American Trails, formerly a favorite Plaza shop for exploring, collecting and learning about the art, rugs, masks and bowls of Native Americans, has re-opened after a five-year gap, this time on the Main drag, next to Unicorn.
It opened March 18 and, says owner Shane Bloodworth, was inundated by old customers who loved to browse and pick up items for their collections. Dave Bobb, owner of the Plaza shop and minor owner of the new one, says, “It’s fabulous to be back. It’s a great location and we have all kinds of new things we didn’t have in the old store.”
The two love their work and can talk authoritatively about the craft folk who make it, their skill set and what period it comes from. They just got back from a 3,500-mile buying trip in the Southwest and the coast cultures of Washington and British Columbia.
Beautiful Navajo rugs, obviously not modern, go back to the 1910-30s period and are priced starting at $450 and going up to $2,100. Newer ones are expensive, with the famed Toadlena rugs, from Ship Rock, New Mexico, going for up to $5,800. Each one takes about six months to make and are, says Bloodworth, of tightest weave using complex designs that weavers (all women) have memorized in their heads and pass on through many generations.
Some of the relics are fantastically collectible and the pair, who have occasional “appraisal days” for customers, recently told owners that their large woven bowl was extremely rare and collectible. In research, says Bobb, they were able to identify the specific weaver and they got them $24,000.

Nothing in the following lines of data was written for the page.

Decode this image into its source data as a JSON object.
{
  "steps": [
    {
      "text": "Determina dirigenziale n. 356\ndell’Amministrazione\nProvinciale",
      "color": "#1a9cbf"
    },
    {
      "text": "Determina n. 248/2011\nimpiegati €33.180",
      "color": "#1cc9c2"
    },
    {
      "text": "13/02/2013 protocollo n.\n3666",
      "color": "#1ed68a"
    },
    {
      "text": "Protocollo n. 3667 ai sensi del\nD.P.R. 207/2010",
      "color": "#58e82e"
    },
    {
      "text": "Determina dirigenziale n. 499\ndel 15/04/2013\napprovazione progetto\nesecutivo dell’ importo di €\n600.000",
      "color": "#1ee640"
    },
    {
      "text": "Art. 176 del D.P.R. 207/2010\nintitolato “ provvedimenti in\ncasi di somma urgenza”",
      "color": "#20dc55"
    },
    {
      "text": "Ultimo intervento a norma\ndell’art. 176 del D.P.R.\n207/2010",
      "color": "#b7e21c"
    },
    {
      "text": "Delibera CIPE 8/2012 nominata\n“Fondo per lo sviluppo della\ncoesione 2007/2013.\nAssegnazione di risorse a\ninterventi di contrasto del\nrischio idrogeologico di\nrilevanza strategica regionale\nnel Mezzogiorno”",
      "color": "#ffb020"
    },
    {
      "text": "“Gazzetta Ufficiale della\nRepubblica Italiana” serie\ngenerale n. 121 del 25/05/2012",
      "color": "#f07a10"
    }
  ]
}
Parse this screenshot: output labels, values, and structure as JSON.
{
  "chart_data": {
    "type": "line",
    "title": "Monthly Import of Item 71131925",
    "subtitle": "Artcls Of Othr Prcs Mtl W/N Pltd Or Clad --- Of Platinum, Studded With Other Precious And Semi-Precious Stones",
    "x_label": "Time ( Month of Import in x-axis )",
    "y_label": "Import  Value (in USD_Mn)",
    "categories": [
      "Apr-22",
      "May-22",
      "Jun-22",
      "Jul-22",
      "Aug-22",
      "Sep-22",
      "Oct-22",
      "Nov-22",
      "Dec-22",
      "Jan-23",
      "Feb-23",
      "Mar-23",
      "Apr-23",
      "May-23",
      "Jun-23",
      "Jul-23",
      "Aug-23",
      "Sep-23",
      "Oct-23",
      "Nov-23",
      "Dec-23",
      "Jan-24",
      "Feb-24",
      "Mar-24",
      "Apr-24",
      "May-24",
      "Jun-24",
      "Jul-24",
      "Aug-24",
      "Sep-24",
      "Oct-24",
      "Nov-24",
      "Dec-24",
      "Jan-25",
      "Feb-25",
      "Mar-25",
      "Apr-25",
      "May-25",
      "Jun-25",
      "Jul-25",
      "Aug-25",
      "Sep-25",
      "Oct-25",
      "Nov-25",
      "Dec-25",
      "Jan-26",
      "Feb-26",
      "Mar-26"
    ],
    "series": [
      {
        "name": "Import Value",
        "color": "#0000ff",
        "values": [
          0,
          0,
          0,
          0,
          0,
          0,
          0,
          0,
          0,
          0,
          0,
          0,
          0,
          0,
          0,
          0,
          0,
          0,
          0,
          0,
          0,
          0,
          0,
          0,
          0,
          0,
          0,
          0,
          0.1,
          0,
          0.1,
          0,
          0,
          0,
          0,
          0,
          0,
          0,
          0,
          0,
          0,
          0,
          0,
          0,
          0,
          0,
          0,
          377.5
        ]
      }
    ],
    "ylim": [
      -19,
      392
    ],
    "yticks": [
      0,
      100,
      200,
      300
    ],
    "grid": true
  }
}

While there’s profit to be made, Bloodworth says dealer-buyers must get to personally know a wide network of craft folk, most of whom don’t have phones or the internet, and demonstrate they won’t haggle with the makers and will turn over goods rapidly at a reasonable price, making sufficient money so they can come back and buy more.
“They ask if you’re doing it for profit or to help people,” Bobb says. “The biggest thing is that it’s about the people. You want to help them stay on their tribal and historic lands and not have to move off and become urbanized. We know everyone on a personal basis and we know the design motif of every family.”
One wall displays a stunning array of Northwest coast Salish masks (meant to be displayed, not worn), most being “animalista,” meaning fashioned broadly after animals but much more impressionistic. One depicts big foot. The rest are recognizable creatures, based on the artist’s clan. They are hand carved and painted — no machinery — and Bloodworth says the goods are passed along by a third party; the maker is remote and can’t be located.
American Trails has a vast array of rings, necklaces, earrings and other jewelry, with one display case — the one furthest back in the store, packed with the “old stuff,” (also called “pawn”). It’s the silver with much desired patina of age and turquoise or other stone with that aged look (the new turquoise is much brighter).
“On the first day, they flooded in and all went straight to this case,” says Bloodworth.
The pair have a large display of Oaxaca folk art, amazingly fanciful and colorful little animals and bowls filled with waxed beads and depicting animalista — wolf, bear, cougar, eagle, owl — all at affordable prices and ready to spice up a mantel.
“If you’re having a bad day,” jokes Bloodworth, “all you have to do is look at one of these.”
You may not recognize some of the genres, but they quickly turn up on Google — Mata Ortiz pottery from New Mexico, Chimney Butte (a man’s name) jewelry, Zacotec weaving, basket hats for the passage to womanhood. Modern paintings of wildlife are also featured.
The original shop ran from 1990 to 2012. It has its grand opening tonight, April 7, at 250 East Main St. during First Friday art walk.